Но то, что кажется персонажу пьесы, может вовсе не соответствовать тому, что видят зрители. Ими оказались агенты французской полиции. При всех внешних проявлениях любви и дружбы к русскому посольству Наполеон тесно обложил его сотрудниками министра полиции Жозефа Фуше. В результате все наступательные действия Бенкендорфа в отношении мадам Жорж проходили под внимательным контролем могущественного ведомства. Даже кредиторы Бенкендорфа были связаны с этой организациейб2. Весной 1808 года Наполеону донесли, что граф Толстой, отчаявшись остудить пыл своего сотрудника, придумал остроумную политическую комбинацию. Он был убеждён в неотразимости красоты мадемуазель Жорж и решил использовать её для того, чтобы отвлечь Александра I от влияния его давней фаворитки Марии Антоновны Нарышкиной (это была давняя мечта окружения императрицы Марии Фёдоровны), а потом через череду мимолётных увлечений вернуть императора в объятия законной супруги. Формально же театральная звезда Парижа должна была отправиться блистать на российской сцене. При встрече Толстой обещал Жорж гигантское содержание, называл посредников, ведущих переговоры с петербургским театром (между прочим, тоже работавших на Фуше). Весьма кстати пришлась просьба Бенкендорфа отправить его на войну со Швецией — Толстой понимал, что безумно влюблённый полковник не сможет уехать без Жорж, более того, постарается увезти её, пообещав то, чего не мог пообещать Наполеон: женитьбу. У него была и ещё одна веская причина покинуть Париж. Хорошо осведомлённый о тайнах петербургского большого света князь Пётр Долгоруков (на основе виденных им бумаг А. Б. Куракина) утверждал, что «Бенкендорф по молодости и широте натуры понаделал в Париже долгов и бежал от кредиторов; долги платила за него вдовствующая императрица Мария Фёдоровна»63. Кто был причиной долгов, мы теперь знаем.

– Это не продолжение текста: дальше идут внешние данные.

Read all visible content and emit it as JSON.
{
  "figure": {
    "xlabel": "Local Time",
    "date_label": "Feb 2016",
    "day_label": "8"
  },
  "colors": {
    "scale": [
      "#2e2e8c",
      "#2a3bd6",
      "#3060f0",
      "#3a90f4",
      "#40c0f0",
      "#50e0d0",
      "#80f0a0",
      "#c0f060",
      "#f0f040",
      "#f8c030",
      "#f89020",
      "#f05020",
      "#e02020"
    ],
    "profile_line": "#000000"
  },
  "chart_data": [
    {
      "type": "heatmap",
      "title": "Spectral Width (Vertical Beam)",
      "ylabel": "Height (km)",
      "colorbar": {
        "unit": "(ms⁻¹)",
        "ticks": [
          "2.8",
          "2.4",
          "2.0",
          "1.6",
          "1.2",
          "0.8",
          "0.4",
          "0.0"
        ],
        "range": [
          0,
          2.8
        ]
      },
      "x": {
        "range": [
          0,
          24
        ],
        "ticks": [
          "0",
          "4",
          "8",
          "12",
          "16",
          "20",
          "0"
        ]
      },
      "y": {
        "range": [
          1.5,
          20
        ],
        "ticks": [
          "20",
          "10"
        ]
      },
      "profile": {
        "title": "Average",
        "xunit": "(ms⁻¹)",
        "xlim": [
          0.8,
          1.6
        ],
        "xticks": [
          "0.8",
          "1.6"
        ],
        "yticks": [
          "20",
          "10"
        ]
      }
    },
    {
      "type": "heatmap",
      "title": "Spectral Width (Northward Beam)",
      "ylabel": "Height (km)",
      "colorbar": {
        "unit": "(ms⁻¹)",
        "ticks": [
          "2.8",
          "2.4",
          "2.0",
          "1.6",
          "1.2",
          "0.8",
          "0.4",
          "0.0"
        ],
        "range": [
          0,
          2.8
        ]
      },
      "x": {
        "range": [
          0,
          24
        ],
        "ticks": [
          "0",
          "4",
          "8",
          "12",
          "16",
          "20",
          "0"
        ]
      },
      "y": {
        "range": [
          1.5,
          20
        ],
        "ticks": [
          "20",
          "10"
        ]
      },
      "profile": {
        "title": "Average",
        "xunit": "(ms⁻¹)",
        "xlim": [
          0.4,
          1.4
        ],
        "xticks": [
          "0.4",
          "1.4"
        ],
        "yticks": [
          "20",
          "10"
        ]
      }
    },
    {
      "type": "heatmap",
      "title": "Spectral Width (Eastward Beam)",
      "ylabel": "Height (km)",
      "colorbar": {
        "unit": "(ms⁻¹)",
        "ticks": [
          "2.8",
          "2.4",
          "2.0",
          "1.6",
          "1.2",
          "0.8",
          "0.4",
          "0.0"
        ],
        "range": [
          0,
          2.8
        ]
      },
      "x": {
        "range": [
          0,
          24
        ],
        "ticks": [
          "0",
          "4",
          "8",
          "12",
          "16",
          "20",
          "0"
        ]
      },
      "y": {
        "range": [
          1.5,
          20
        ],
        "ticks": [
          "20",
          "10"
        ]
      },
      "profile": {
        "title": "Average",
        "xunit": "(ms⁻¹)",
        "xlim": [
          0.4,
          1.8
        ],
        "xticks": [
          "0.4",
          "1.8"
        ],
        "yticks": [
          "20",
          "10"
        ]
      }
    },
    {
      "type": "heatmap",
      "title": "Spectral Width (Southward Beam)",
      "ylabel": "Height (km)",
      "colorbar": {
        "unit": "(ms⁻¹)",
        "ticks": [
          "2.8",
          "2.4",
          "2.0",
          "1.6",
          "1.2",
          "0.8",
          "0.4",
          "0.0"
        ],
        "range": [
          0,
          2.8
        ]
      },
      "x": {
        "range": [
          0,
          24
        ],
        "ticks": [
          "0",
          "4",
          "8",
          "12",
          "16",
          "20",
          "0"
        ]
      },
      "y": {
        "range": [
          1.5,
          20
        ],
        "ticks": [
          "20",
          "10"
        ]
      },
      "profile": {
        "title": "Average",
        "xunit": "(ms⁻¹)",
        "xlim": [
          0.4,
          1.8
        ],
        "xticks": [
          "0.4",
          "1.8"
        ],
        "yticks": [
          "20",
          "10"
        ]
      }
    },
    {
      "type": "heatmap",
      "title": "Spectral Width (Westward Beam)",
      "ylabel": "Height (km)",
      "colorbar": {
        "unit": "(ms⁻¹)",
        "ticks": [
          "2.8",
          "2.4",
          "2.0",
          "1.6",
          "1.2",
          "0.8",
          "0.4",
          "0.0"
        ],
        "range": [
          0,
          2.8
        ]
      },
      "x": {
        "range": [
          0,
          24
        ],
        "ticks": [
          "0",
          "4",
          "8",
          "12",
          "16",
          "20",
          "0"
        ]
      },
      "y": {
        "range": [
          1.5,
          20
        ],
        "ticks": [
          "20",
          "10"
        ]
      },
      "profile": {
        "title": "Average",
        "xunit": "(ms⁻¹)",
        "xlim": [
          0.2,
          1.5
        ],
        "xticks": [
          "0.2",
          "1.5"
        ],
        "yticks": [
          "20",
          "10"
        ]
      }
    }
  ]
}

«…Наконец русский посол, визиты которого ко мне были довольно частыми, важно заговорил со мной о России и императоре Александре» — так в мемуарах Жорж отмечено начало комбинации Толстого. Приезд в Россию блистательной актрисы мог стать хотя бы частичным оправданием его в целом неудачной миссии. Возможно, Александр, обладавший арсеналом утончённых дипломатических ходов, и не считал посольство неудачным, но для графа тягость пребывания на несвойственном ему посту была нестерпима. «Государь, — в который раз молил Толстой, — я бы почёл себя виновным перед лицом Вашего Величества, оставаясь доселе здесь; я буду вреден Вашим интересам и интересам моей страны, и не могу заблуждаться в последнем случае». Опять он напоминал: «Вы же обещали уступить первой же моей просьбе!»
Ответа от Александра снова не последовало. Толстой был в отчаянии.